I heard this from one of the facilitators at my son’s school. So the story goes like this – A friend (who we will call Pradeep) of this story teller had an eight year old daughter (let’s call her Tia), who was in the habit of waking up late for school. Pradeep was fed up of rushing through the morning ablutions with Tia and then just managing to reach the school on time. Everyday he had to accompany Tia to school in a private cab because she had missed the school bus. Subsequently, Pradeep would himself get late for the office. So fed-up was he that his entire morning would go in rushing and cursing his little girl. No amount of scolding led to a change in her behavior. During a general chat session, when the school facilitator a friend of Pradeep came to know about this scenario, he suggested Pradeep to a course of action the next day.
So next day Pradeep and his wife tried waking up Tia a couple of times and after sometime they stopped doing it. Pradeep got ready for office and sat down to have breakfast. The girl noticed that her parents were not bickering on her waking up anymore, felt suspicious and walked upto her father.
“Dad! Aren’t you going to ask me to get ready for school?”
“No Dear! No use rushing now. You have already missed your chance to catch your bus.
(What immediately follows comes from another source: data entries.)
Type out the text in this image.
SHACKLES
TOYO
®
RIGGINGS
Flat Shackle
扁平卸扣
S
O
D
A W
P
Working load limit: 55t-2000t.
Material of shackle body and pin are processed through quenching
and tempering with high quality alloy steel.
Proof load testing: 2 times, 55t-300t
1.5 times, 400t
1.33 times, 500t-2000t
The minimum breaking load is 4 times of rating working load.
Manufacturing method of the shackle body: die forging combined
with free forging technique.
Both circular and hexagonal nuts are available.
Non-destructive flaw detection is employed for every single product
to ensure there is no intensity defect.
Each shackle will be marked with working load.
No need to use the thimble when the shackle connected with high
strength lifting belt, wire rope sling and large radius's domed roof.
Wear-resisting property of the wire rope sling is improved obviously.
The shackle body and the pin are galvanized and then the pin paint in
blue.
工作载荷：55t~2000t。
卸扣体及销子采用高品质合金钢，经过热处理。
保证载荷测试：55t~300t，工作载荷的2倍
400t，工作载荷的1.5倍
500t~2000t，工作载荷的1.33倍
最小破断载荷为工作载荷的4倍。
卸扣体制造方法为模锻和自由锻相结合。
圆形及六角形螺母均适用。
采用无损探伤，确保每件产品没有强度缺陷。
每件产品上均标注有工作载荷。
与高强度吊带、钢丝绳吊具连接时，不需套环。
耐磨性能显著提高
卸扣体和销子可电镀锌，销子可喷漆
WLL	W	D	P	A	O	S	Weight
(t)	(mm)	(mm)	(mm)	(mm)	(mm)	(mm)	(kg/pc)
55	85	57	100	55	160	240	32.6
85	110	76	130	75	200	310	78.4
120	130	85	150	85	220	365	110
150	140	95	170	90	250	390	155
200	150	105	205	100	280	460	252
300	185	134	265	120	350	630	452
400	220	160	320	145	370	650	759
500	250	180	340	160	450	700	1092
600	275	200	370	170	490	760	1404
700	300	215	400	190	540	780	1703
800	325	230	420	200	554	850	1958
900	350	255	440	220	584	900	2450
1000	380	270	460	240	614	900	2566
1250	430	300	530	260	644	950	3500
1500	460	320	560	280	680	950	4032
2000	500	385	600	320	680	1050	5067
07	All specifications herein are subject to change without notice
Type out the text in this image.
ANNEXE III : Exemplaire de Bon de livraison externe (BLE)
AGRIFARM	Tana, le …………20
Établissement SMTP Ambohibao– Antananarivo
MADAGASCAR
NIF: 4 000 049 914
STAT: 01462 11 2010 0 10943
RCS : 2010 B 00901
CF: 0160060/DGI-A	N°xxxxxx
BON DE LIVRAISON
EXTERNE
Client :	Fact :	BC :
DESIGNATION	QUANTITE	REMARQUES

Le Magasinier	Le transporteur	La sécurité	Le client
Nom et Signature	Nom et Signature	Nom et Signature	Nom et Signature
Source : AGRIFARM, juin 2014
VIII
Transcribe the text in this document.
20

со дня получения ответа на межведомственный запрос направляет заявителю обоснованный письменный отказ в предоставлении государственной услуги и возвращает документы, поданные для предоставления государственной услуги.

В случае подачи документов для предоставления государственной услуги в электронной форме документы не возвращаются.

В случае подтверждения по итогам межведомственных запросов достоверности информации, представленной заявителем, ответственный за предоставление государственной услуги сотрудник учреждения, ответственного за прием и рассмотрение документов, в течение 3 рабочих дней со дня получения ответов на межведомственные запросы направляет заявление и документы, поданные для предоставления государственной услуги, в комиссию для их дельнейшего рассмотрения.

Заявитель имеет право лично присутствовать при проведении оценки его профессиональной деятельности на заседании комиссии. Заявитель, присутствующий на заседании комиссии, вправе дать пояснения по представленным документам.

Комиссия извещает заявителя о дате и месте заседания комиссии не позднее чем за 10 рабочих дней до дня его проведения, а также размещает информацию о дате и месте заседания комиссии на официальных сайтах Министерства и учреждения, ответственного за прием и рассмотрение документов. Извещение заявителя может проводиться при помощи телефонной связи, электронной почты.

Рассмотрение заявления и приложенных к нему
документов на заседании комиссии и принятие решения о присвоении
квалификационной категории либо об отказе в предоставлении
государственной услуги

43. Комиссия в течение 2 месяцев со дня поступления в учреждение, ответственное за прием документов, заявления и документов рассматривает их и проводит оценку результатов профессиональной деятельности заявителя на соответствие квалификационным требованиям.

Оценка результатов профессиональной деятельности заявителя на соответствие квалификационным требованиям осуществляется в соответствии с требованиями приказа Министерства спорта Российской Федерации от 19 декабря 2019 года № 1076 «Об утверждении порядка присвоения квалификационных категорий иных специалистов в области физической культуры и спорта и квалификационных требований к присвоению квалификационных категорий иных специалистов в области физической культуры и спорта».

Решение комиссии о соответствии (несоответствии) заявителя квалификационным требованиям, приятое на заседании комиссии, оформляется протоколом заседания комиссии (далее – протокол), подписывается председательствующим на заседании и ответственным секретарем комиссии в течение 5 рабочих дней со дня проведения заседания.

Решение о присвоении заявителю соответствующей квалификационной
So enjoy your holiday”
“But Dad!There still is time. If I rush we can make it to the school by cab.”
“Sweetheart I have an early meeting today. Can’t drop you to school and your mother can’t leave the home cause there’s your younger brother to take care of”
“But Dad! We can’t miss school. It will be an unplanned leave. I will be fined for this. Please give me 5 minutes I’ll get ready and please drop me to school.”
But Pradeep as advised by his friend remained very firm and refused to give in. He rather added – “Tia dear! I also need to tell you that for the next one week I will have to leave for work a little early. So I will not be able to accompany you to school. Your mother feels it’ll be unsafe to let you go alone in the cab. So I suggest that you put in an application for a leave the entire next week.”
As per Pradeep’s wife’s account, Tia seemed thrilled at a leave out of nowhere initially, but as the day progressed she started missing her routine at school and began to trouble her mom to drop her to school. The mother explained to Tia that the time to enter the school was over and now she would not be allowed entry.
In the evening when Pradeep returned home, he checked with Tia if she had enjoyed her holiday. Tia was aghast and replied with a new tantrum saying I missed a day of my studies and all the fun with friends because you refused to drop me to school. Pradeep did not react. In a very composed tone, he replied saying that he had a job too and needed to get there on time, so he is very sorry that he will not be able to continue to take her to school via cab and retired to his bedroom.
The next morning, to the parents’ surprise, Tia woke up herself and got ready on her own in time to catch the bus. Pradeep asked her very nonchalantly, “What was the need to hurry? You are not used to getting up early and getting ready” To which the eight year old wise Tia replied, “Dad! I was missing my friends and fun activities at school. If you are in a hurry to go to your office, I better catch the bus to school.” Tia turned around seeking her mother, who had volunteered to accompany her to the bus stand; and Pradeep sat their smiling.
A quick analysis of the day that had just gone by, Pradeep realized that months of shouting and nagging could not do what a day of silence but firmness had done. All that he had done was, step back a little, and control his urge to get worried about missing a day’s school.
It may not be implied that the scenario elaborated above will always yield the same results in the same time span. But the idea is to understand that let not any matter become a tussle of the ego with your child. Children have a higher sense of self respect or ego if you please to call it so. Do not hurt it by overruling it. Yet establish rules that will help them to respect your decisions and make their own decisions in the right direction.